Hi!
I’m not sure if this is bug, so I’ve decided to post it here first before raising issue on Github.
I often use Uri with Query class to create request URL. Code example:
val uri = Uri("http://localhost:9000")
.withQuery(Uri.Query(
"param" -> "value with spaces"
))
Http().singleRequest(RequestBuilding.Get(uri))
// rest of the code
The problem is that Akka sends request with spaces encoded as ‘+’, which is later not recognized by server as space, but as just plain ‘+’ sign. So request URL in above example will be: “http://localhost:9000?param=value+with+spaces”.
Shouldn’t spaces be encoded as ‘%20’ in query parameters?
which is later not recognized by server as space, but as just plain ‘+’ sign.
are you referring to an AkkaHTTP server? I’m assuming you do, in which case I this could be a bug. There are several clients (e.g. browsers) that may still encode blank spaces in form keys and values using the + sign in which case the form won’t be read as expected.
I think the implementation should accept both %20 and + as replacements for the blank space in the query string (and I think the fragment too) when reading a String into a URI.
I’m not familiar with the latest specs but it was also my understanding that replacing blankspaces with %20 was preferred over using +. Again, it may be necessary to support both, but I agree that defaulting to + is surprising.
No, actually I’m referring to other server (proprietary, I don’t know which technology). Akka HTTP handles both ‘+’ and ‘%20’ as black space, so there is no issue here.
It would be nice to have some kind of method on Uri which allows to choose how I want to encode spaces (‘+’ vs ‘%20’).
There are (at least) two layers of specs / encodings in play here: URI and application/x-www-form-urlencoded. The URI spec does not give any format for the query part (but restricts the valid characters). The HTML specification gives more information about queries are built by the browser to form application/x-www-form-urlencoded POST requests or GET requests with query parameters.
The HTML 4 specification still mandates to replace spaces by + characters and that is also what browsers still do:
Control names and values are escaped. Space characters are replaced by +, and then reserved characters are escaped as described in [RFC1738], section 2.2: Non-alphanumeric characters are replaced by %HH, a percent sign and two hexadecimal digits representing the ASCII code of the character.

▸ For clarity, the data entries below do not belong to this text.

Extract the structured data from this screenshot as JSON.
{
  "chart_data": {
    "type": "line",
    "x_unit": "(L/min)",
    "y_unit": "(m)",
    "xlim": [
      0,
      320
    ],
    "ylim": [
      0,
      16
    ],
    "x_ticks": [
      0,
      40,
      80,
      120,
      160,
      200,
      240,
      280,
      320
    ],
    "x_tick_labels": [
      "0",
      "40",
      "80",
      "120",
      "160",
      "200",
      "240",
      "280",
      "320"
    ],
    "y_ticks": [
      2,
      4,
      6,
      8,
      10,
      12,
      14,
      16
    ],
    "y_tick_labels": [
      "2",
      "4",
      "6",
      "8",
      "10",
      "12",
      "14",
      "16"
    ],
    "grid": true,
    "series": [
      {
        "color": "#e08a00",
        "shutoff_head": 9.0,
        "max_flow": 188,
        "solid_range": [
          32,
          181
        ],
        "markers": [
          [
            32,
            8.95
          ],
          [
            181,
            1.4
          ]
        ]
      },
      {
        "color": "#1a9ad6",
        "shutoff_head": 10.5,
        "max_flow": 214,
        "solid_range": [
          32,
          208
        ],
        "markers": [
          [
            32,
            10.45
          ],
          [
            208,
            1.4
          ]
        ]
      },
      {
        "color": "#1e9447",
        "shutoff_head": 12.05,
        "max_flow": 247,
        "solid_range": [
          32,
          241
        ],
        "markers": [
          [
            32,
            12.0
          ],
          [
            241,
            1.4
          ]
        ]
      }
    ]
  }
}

Line breaks are represented as “CR LF” pairs (i.e., %0D%0A).
where percent-encode after encoding has this definition:
To percent-encode after encoding, given an encoding encoding, string input, a percentEncodeSet, and a boolean spaceAsPlus, run these steps:
Let output be the empty string.
For each codePoint of input:
If spaceAsPlus is true and codePoint is U+0020, then append U+002B (+) to output.
Otherwise, run [percent-encode after encoding](URL Standard> > encode-after-encoding) with encoding, codePoint, and percentEncodeSet, and append the result to > > output.
Return output.
According to “and true” above spaceAsPlus is set to true in this algorithm.
So, AFAICS, Akka HTTP does everything as specified.